In response to this challenge, we should reject impulsive responses in favor of what works. Recycling campaign chants of “extreme vetting” and pulling the plug on the Diversity Immigrant Visa Program which reportedly allowed Saipov entry in 2010, is a distraction; he reportedly was radicalized years after he entered the United States. To be clear, we should support strong and thorough vetting for anyone who wants to enjoy the rights and benefits of this country. Such vetting, regardless of specific program, should be refined based on threat intelligence. This is why following the Paris attacks in 2015, DHS strengthened the visa waiver program to respond to the threat from foreign fighter returnees who may have traveled to join the Islamic State in Syria and Iraq but held European passports eligible for visa-free travel to the United States. The future of the Diversity Immigrant Visa Program might be a reasonable topic for debate, but based on what we know now is in no way related to the tragedy on the West Side Highway.
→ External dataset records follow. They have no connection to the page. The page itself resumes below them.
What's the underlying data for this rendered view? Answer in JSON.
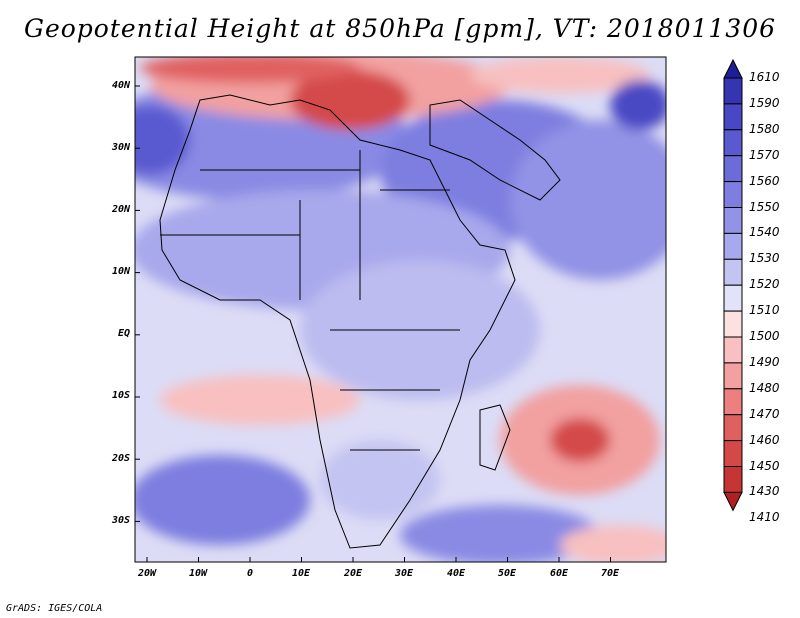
{
  "title": "Geopotential Height at 850hPa [gpm], VT: 2018011306",
  "credit": "GrADS: IGES/COLA",
  "map": {
    "lat_labels": [
      "40N",
      "30N",
      "20N",
      "10N",
      "EQ",
      "10S",
      "20S",
      "30S"
    ],
    "lon_labels": [
      "20W",
      "10W",
      "0",
      "10E",
      "20E",
      "30E",
      "40E",
      "50E",
      "60E",
      "70E"
    ],
    "variable": "Geopotential Height",
    "level": "850hPa",
    "units": "gpm",
    "valid_time": "2018011306"
  },
  "colorbar": {
    "levels": [
      "1610",
      "1590",
      "1580",
      "1570",
      "1560",
      "1550",
      "1540",
      "1530",
      "1520",
      "1510",
      "1500",
      "1490",
      "1480",
      "1470",
      "1460",
      "1450",
      "1430",
      "1410"
    ],
    "colors": [
      "#1e1e96",
      "#3535b4",
      "#4848c4",
      "#5a5ad0",
      "#6c6cd8",
      "#7e7ee0",
      "#9292e6",
      "#a8a8ec",
      "#c4c4f2",
      "#e2e2f8",
      "#fde0e0",
      "#f8c0c0",
      "#f2a0a0",
      "#ec8080",
      "#e06060",
      "#d44848",
      "#c63434",
      "#b02020"
    ]
  },
  "colors": {
    "sea_blue": "#c8c8f2",
    "land_blue": "#b4b4ee",
    "ridge_red": "#d23c3c",
    "border": "#000000"
  }
}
Rather than creating distractions and issuing blanket travel bans, our vetting process should respond to the actual threats we face. We should be building trust in communities we need to identify future threats, not alienating and marginalizing them. Let’s focus on working with social media companies to stop abuse of their platforms. Let’s work to strengthen relationships with our international security partners.

Sixteen years after 9/11, we face a different type of threat. In response, we should emulate the best we’ve seen from this country. We should model resilience and support, and we should reject politics in favor of pragmatism. We must summon the best in our communities, in our government and politics, and rely on that which makes us different from every other country in the world: the rule of law and our justice system. Anything less allows terrorists to divide us.

Lisa Monaco served as assistant to the president for Homeland Security and Counterterrorism from 2013 to 2017.